In the total budgetary context this Bill is only a minor piece of legislation. It controls expenditure of less than $2m. When the average payment per claimant is calculated it may be seen that the actual amounts paid to authors and publishers are small. In 1984, for example, $1.1m was paid to almost 4,000 writers, an average of just under $300 per author. The average payment to publishers is larger principally because there are fewer publishers than authors. An amount of $279,000 was paid to 225 publishers in 1984, an average of $1,240. For a commercial publisher, a payment of this nature is of help, but hardly one which in itself would make that person wealthy.

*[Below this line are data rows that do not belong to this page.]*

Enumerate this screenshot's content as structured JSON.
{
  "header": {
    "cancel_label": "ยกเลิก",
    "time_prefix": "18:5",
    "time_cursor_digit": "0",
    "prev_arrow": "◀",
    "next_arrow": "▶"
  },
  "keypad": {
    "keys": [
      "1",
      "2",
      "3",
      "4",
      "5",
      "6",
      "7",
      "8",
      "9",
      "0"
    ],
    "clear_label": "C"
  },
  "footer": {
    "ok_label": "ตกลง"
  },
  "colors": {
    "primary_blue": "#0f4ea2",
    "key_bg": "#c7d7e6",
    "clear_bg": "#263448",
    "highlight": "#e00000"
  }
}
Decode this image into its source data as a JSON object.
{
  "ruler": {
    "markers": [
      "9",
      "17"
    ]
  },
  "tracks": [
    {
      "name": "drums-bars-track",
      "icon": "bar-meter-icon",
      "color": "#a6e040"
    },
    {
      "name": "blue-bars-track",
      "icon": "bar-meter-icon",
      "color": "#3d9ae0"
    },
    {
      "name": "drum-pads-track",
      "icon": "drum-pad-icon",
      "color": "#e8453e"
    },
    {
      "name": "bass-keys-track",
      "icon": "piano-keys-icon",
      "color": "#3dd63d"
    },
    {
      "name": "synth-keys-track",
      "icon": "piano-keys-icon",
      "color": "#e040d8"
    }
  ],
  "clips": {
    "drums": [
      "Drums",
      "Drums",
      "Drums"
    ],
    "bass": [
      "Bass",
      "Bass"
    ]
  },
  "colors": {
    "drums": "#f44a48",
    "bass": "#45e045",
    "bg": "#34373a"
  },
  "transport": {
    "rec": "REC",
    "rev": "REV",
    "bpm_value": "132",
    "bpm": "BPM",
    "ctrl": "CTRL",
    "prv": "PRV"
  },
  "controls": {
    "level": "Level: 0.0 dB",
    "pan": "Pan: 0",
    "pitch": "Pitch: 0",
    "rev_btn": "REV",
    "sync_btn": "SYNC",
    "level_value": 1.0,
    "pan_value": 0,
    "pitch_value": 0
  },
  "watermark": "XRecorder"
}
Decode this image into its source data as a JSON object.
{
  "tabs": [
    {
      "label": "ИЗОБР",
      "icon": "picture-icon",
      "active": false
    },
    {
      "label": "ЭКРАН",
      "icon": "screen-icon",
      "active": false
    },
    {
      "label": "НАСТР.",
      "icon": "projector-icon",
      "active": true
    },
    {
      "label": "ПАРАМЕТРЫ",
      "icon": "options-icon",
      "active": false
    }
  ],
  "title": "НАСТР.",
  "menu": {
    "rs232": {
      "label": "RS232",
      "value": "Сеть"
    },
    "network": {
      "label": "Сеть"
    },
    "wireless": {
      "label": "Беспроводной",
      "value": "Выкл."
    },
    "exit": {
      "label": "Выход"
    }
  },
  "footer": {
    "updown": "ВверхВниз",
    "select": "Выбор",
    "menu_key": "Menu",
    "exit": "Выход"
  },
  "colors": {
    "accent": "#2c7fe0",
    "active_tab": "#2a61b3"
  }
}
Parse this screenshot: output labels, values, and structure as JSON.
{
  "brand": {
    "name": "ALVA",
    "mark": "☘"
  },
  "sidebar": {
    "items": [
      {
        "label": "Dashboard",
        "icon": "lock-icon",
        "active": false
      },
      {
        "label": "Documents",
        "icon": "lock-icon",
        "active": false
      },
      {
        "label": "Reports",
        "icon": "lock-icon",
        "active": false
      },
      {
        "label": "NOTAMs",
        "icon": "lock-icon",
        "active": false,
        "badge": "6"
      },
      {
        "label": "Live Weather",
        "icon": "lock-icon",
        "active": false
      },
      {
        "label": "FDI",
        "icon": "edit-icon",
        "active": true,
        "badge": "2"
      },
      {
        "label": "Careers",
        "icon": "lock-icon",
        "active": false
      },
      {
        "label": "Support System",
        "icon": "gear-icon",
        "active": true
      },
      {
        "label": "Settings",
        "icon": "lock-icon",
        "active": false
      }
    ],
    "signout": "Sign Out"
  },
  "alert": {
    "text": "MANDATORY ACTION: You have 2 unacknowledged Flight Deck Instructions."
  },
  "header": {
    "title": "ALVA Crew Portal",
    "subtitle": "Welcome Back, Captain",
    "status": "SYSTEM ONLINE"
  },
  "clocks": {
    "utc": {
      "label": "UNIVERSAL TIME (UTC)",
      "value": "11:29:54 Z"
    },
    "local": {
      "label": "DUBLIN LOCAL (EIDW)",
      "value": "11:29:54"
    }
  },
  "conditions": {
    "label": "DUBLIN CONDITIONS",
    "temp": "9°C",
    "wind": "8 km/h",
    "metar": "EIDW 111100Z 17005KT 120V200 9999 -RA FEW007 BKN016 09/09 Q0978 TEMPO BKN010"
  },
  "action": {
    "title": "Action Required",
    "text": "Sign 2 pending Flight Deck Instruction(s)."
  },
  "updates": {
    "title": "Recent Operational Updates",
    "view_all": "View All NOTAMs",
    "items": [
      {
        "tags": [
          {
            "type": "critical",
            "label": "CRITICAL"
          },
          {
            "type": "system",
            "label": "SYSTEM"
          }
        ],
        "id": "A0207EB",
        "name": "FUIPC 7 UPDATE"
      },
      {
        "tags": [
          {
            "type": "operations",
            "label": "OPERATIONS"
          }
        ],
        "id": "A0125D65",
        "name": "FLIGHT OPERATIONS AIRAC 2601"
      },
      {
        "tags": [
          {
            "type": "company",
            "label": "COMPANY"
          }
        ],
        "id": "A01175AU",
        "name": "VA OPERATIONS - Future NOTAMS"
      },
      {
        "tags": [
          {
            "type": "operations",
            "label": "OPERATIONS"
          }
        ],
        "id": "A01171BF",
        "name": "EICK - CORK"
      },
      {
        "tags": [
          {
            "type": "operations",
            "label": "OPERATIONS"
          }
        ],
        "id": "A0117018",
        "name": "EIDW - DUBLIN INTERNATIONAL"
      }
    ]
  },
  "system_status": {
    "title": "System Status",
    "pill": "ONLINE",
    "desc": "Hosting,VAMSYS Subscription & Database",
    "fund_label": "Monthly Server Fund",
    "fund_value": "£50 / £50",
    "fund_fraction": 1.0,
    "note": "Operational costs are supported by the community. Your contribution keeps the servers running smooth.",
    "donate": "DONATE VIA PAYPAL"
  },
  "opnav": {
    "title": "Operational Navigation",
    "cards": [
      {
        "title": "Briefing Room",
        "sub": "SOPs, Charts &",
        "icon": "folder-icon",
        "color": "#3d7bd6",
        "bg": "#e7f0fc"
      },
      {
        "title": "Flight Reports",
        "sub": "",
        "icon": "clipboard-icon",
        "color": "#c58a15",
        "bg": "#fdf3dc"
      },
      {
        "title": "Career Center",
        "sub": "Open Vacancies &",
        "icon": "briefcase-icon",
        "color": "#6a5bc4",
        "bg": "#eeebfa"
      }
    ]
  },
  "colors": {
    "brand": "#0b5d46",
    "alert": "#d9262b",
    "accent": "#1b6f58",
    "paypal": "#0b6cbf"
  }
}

Not only authors and publishers benefit from an author's work; the Australian film industry has been quick to see the advantage of producing films based on Australian written material. Some of us earlier this year, for example, had the opportunity to preview the film An Indecent Obsession, which was based on the novel of the same name by Colleen McCullough. Other Australian authors have been similarly successful in having their work translated to the screen. I expect that, with the Australian dollar having depreciated against the United States dollar, the demand for Australian-made productions will increase. If this is so, it will undoubtedly be of benefit to Australian authors. An increase in the filming and televising of our own culture will probably result.

I should mention one matter which does not relate strictly to this Bill but which affects not only authors but also composers and musical performers. We now have strict copyright laws, but I sometimes wonder how often these are breached. The photocopier undoubtedly eats into the potential gain of authors. Some schools that I have visited obey the law strictly. Others have apparently never heard of copyright provisions. In the musical area the tape recorder and the video cassette recorder have allowed pirate and private copying to proceed almost unhindered, despite its illegality. Estimates have been made that every recording that is made is reproduced 2 1/2 times by pirate and private taping. A similar breaking of copyright occurs with movie productions.

In another but related area, I read an advertisement recently which proclaimed the virtues of a particular piece of computer software. It claimed that this would allow a user to copy even the most difficult, copy-protected computer disks. The fact that there may be copyright breaches in making a copy did not seem to worry the advertisers and, presumably, their customers. This is an issue which will have to be pursued to protect our artists and authors from the parasites who thumb their nose at the law.

Returning to the Bill before us, it is a long-awaited piece of significant legislation. An Australian authors Bill was introduced in 1975 but lapsed with the shameful dissolution of the Parliament in 1975. It is a great pity that the Fraser Government did not take up the idea and propose legislation of a similar nature. However, the Public Lending Right Bill 1985 is now before this chamber and I, like the Minister for Community Services (Senator Grimes), commend the Bill to the Senate.